I was baffled during the programme, by the blurred and recurring shots of a young blonde woman in short shorts walking away from the viewer along a train station platform. This young woman seemed to bear no resemblance in dress or manner to the two women who have accused Assange of sexual misconduct. She did seem to signify sexual availability, and presumably the long blonde hair referenced her Scandinavian origins. I have no idea why this image was necessary, except to imply a certain stereotyped lasciviousness in young Swedish women which might by association be extrapolated to the complainants. Hmmm. Tacky, anyone?

And just who wears short shorts?

The King’s Tribune, The PM gives the msm the finger, and things you might like to read.

2 Mar

I don’t know if you’re familiar with The King’s Tribune, a monthly journal on politics, media and culture. It’s available in hard copy and online, and it’s the only journal our household reads cover to cover.

And this month I’m proud to be a contributor:

http://www.kingstribune.com/current-issue/1469-down-among-the-women

Journalist Jill Singer wrote a piece for the Herald Sun about the legal threats made against me by Melinda Tankard Reist a couple of months ago. I was enormously cheered by her perspective and it’s with some amazement that I hear she’s being replaced at the Herald Sun. Can it be true that her replacement is Lara Bingle?

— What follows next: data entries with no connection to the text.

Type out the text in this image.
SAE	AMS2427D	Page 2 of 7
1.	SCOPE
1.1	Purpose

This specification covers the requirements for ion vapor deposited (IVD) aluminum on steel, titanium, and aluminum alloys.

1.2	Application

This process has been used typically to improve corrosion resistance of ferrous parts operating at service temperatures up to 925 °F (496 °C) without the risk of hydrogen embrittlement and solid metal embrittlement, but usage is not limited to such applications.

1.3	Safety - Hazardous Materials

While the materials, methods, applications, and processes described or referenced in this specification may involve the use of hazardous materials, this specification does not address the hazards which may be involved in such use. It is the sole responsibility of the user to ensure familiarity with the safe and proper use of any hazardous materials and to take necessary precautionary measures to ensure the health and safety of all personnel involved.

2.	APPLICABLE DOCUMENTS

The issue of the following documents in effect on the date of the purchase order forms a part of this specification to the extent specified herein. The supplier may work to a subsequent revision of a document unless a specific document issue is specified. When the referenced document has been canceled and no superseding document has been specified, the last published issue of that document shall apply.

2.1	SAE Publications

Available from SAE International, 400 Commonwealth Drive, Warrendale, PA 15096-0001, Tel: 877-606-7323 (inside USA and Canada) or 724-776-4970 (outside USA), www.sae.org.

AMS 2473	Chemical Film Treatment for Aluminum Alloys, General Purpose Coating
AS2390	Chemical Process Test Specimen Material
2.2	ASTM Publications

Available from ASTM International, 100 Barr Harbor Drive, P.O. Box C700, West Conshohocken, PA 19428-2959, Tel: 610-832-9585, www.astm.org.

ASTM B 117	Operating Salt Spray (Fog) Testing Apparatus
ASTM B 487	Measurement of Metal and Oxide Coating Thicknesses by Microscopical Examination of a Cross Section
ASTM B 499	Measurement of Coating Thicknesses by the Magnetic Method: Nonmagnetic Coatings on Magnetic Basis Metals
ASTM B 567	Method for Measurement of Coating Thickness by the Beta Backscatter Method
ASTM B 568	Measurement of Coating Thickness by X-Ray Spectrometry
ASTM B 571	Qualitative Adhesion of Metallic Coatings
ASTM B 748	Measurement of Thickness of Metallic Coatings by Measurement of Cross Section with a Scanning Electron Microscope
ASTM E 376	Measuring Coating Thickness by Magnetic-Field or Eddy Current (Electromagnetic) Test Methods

As regulars know, I’m no great fan of Julia Gillard’s but driving home from my water ballet class this morning I laughed out loud when heard how she’s turned the tables on some prominent msm journalists with her announcement of Bob Carr as Foreign Minister. This follows a couple of days of unrelenting media criticism on the topic, from some who may now like to eat their words. Not that they will.

Even to my jaundiced eye, a “fairly unrelenting anti Gillard campaign” seems a realistic assessment of the last few months’ coverage by some journos, whose lack of objectivity remains inexplicable.

After the leadership question was settled the other day I firmly resolved to accept Ms Gillard, and focus all my critical faculties on Tony Abbott and his gang of thugs from now until the election. This is because I would rather have needles in my eyes than do anything that might assist those agents of Satan into government.

So please, PM, stay on track, continue to give the bastards hell in question time, and don’t do anything silly. I’m not in your electorate so I won’t be voting for you, but as I’m rather fond of my local federal member who works very hard for us, I can safely say the ALP has my vote, barring any unforseen and disagreeable event that might cause me to protest at the ballot box.

At Hoyden about town, there’s this piece on free speech that is worth reading.

At Liberty Victoria there’s the piece that sparked a Twitter exchange between myself, Sandi Logan and others, where Mr Logan displayed his mastery of Orwellian doublespeak, of which more later.

If you are interested in what’s happening in the US in the battle for the right to control what women do with our bodies, this piece from Salon is a must read.

And this little piece brought joy to my heart when I read it. As you might know, Optus took legal action in an effort to silence AFL boss Andrew Demetriou who’d accused them of stealing content and other nefarious practices. It was his personal opinion, the judge decided, and refused an injunction. At least we live in a country where we can still express personal opinions without being legally gagged. Hoo haa!